Elle pouvait ressentir.
Et sentir.
Et voir.
Et même si c’était mélodramatique, elle pouvait faire ces choses avec bien plus de clarté et d’intensité que jamais.
Elle poussa un soupir mélancolique, en ébullition.
Elle avait terminé le premier croquis de Jack et l’avait mis de côté, déterminée à capturer son essence sur le papier. Mais à chaque fois qu’elle en terminait un, elle se sentait obligée d’en commencer un autre. Jack était peut-être un démon, mais son masque n’était pas simple. Malgré toutes ses tentatives pour le dessiner, elle ne parvenait pas à saisir quelque chose d’essentiel à sa personnalité. Alors elle avait réessayé... et réessayé... et réessayé... jusqu’à ce qu’elle nage dans une véritable mer composée des visages de Jack.
Elle se demandait ce qu’ils faisaient sur le pont, se demandait ce que cela ferait d’être l’un d’entre eux – d’avoir le droit d’avoir sa propre opinion, de dire des blagues osées... de porter des pantalons... et plus scandaleux encore... de ne pas porter de chemise.
Sans crier gare, une vision de la poitrine large et dénudée de Jack MacAuley se matérialisa devant elle et son cœur se mit à battre un peu plus vite. Elle commença à dessiner des épaules sous son cou puis s’arrêta, forçant son crayon à regagner la courbe exagérée de ses sourcils.
Elle cligna des yeux pour chasser l’autre image et essaya de visualiser Harlan, mais son visage restait flou et son corps n’était rien de plus qu’une forme assombrie.
Il était étrange qu’elle ne puisse soudain pas se souvenir clairement de lui.

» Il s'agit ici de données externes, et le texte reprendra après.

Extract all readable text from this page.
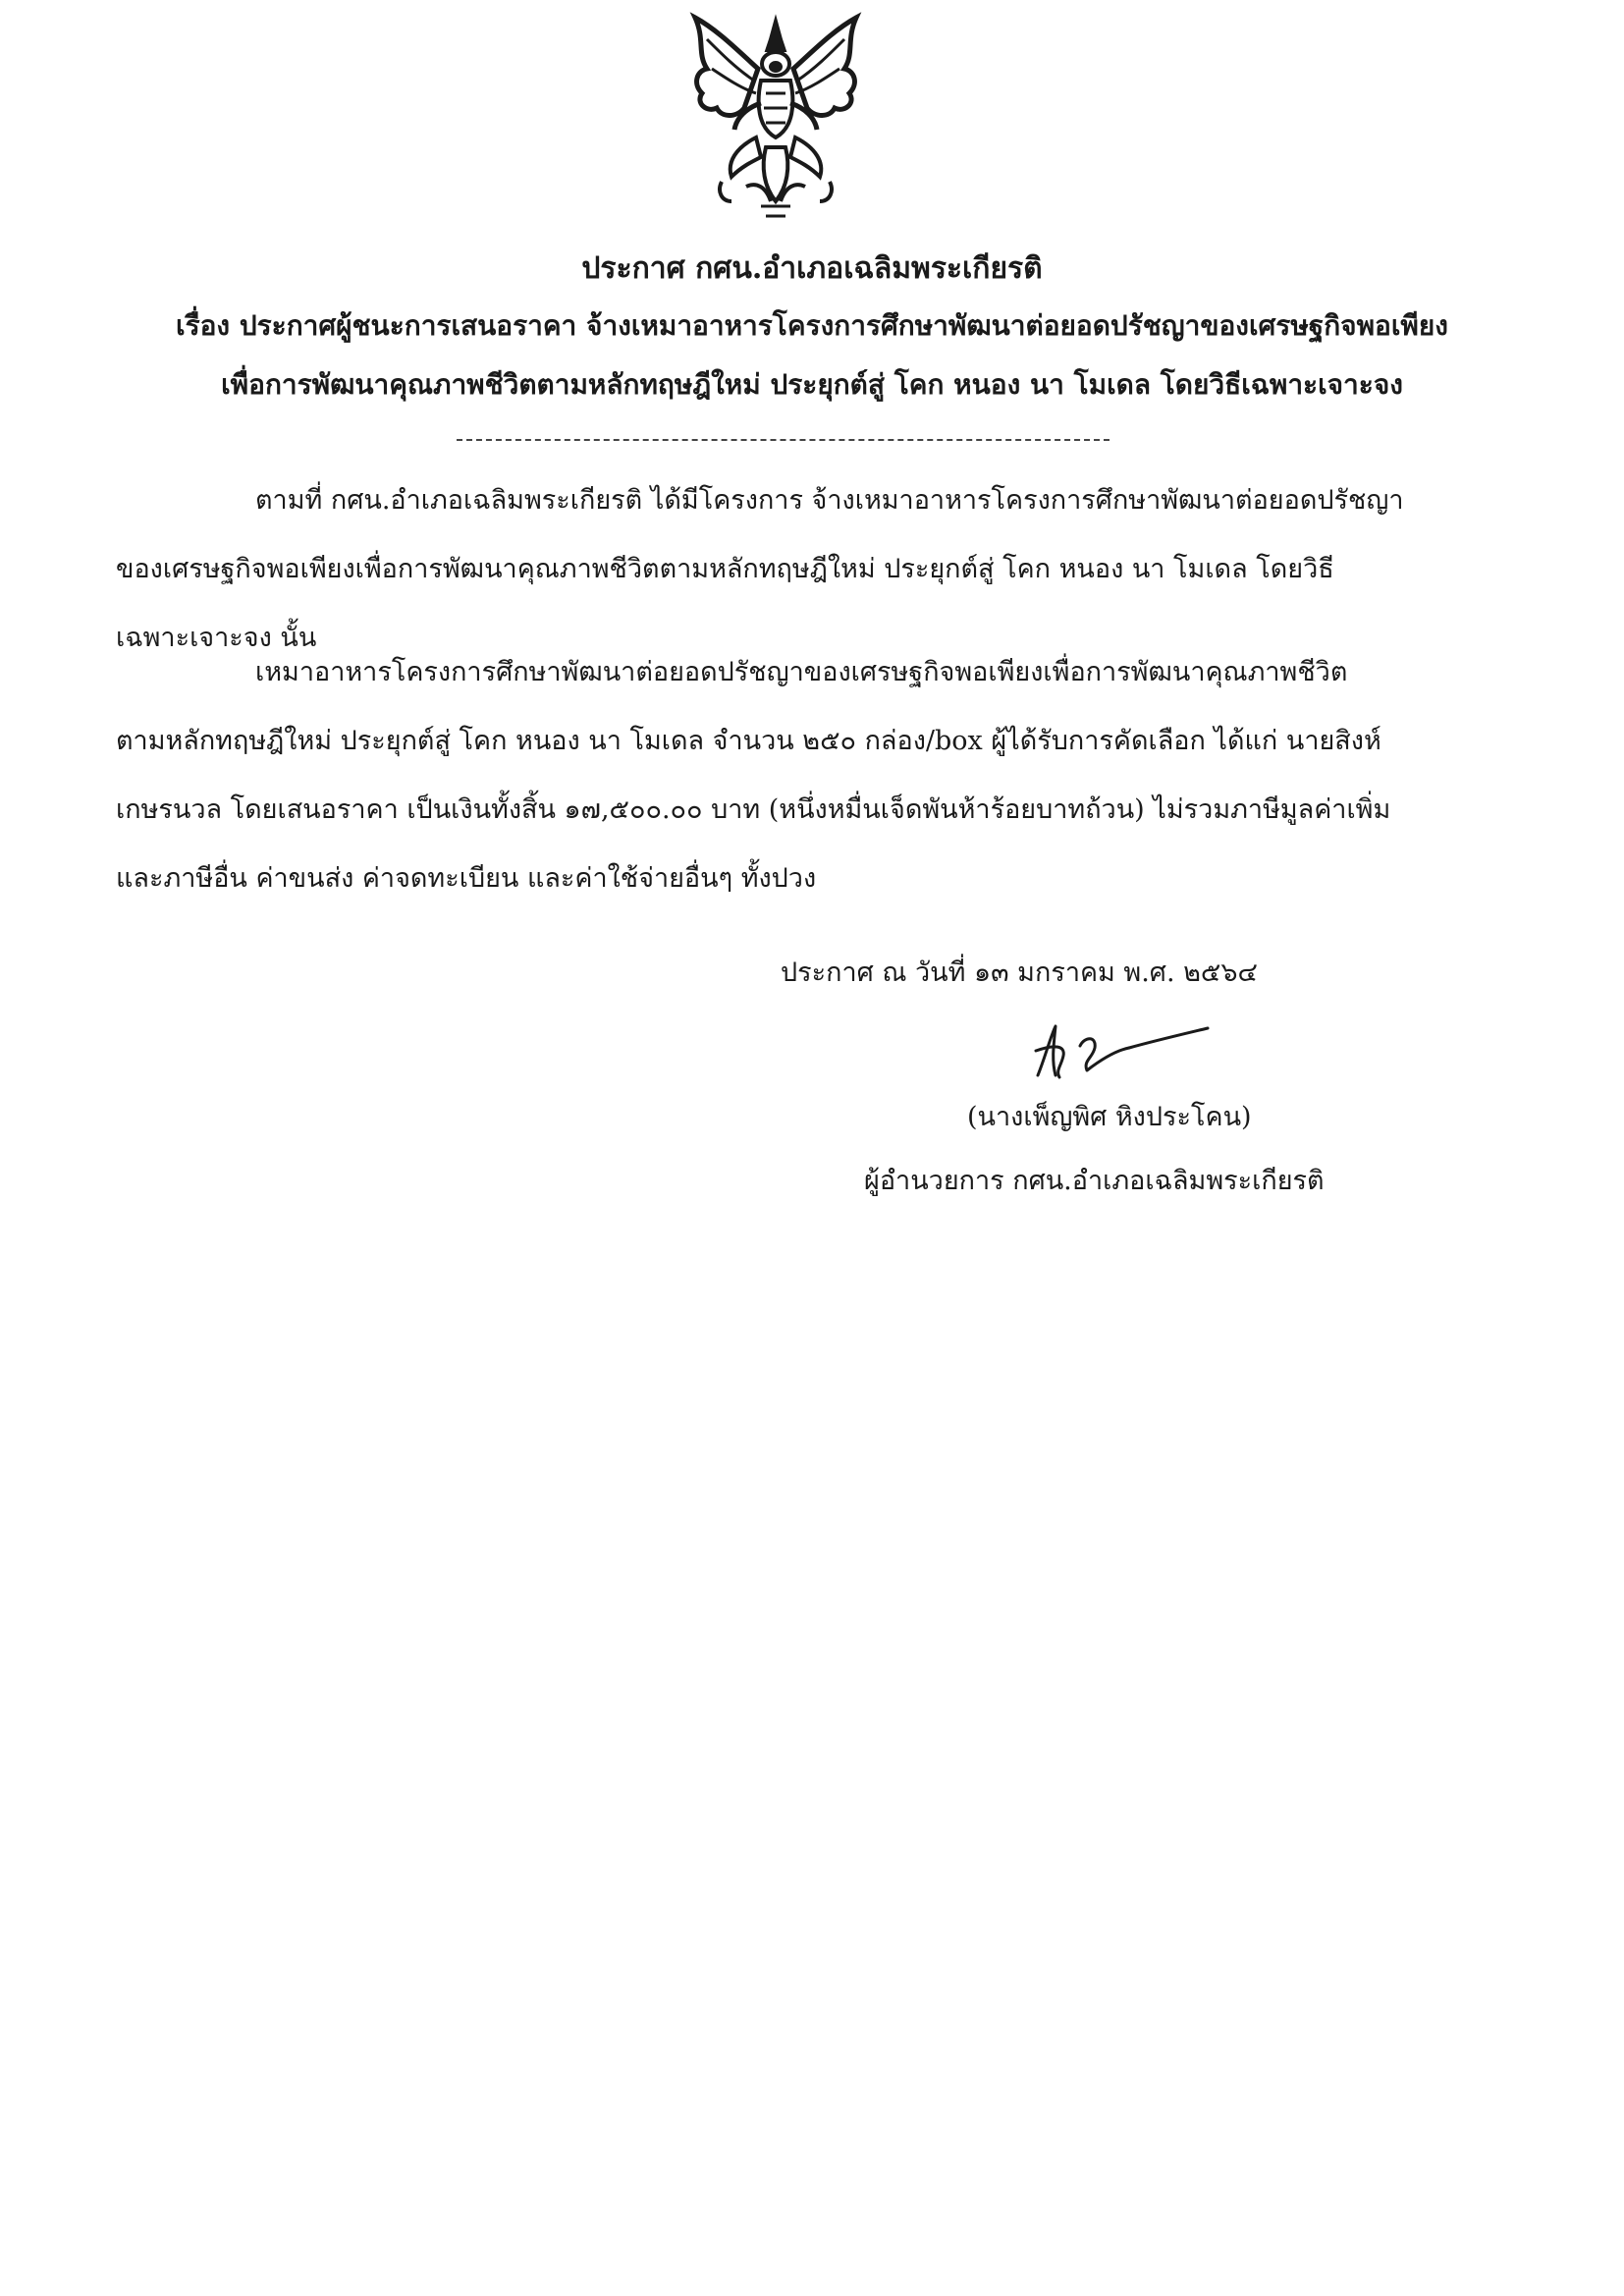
ประกาศ กศน.อำเภอเฉลิมพระเกียรติ
เรื่อง ประกาศผู้ชนะการเสนอราคา จ้างเหมาอาหารโครงการศึกษาพัฒนาต่อยอดปรัชญาของเศรษฐกิจพอเพียง
เพื่อการพัฒนาคุณภาพชีวิตตามหลักทฤษฎีใหม่ ประยุกต์สู่ โคก หนอง นา โมเดล โดยวิธีเฉพาะเจาะจง
ตามที่ กศน.อำเภอเฉลิมพระเกียรติ ได้มีโครงการ จ้างเหมาอาหารโครงการศึกษาพัฒนาต่อยอดปรัชญา
ของเศรษฐกิจพอเพียงเพื่อการพัฒนาคุณภาพชีวิตตามหลักทฤษฎีใหม่ ประยุกต์สู่ โคก หนอง นา โมเดล โดยวิธี
เฉพาะเจาะจง นั้น
เหมาอาหารโครงการศึกษาพัฒนาต่อยอดปรัชญาของเศรษฐกิจพอเพียงเพื่อการพัฒนาคุณภาพชีวิต
ตามหลักทฤษฎีใหม่ ประยุกต์สู่ โคก หนอง นา โมเดล จำนวน ๒๕๐ กล่อง/box ผู้ได้รับการคัดเลือก ได้แก่ นายสิงห์
เกษรนวล โดยเสนอราคา เป็นเงินทั้งสิ้น ๑๗,๕๐๐.๐๐ บาท (หนึ่งหมื่นเจ็ดพันห้าร้อยบาทถ้วน) ไม่รวมภาษีมูลค่าเพิ่ม
และภาษีอื่น ค่าขนส่ง ค่าจดทะเบียน และค่าใช้จ่ายอื่นๆ ทั้งปวง
ประกาศ ณ วันที่ ๑๓ มกราคม พ.ศ. ๒๕๖๔
(นางเพ็ญพิศ หิงประโคน)
ผู้อำนวยการ กศน.อำเภอเฉลิมพระเกียรติ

Tendant la main, elle se saisit du portrait et l’étudia, essayant de se remémorer ce qui l’avait attirée chez lui au début.
Elle le connaissait certes depuis toujours, mais elle supposait qu’elle avait d’abord admiré l’intelligence de Harlan. Il avait été son premier véritable ami et confident.
Mais étrangement, la perspective de le perdre ne lui brisait pas le cœur. Sa trahison lui provoquait une immense colère, mais nul chagrin d’amour.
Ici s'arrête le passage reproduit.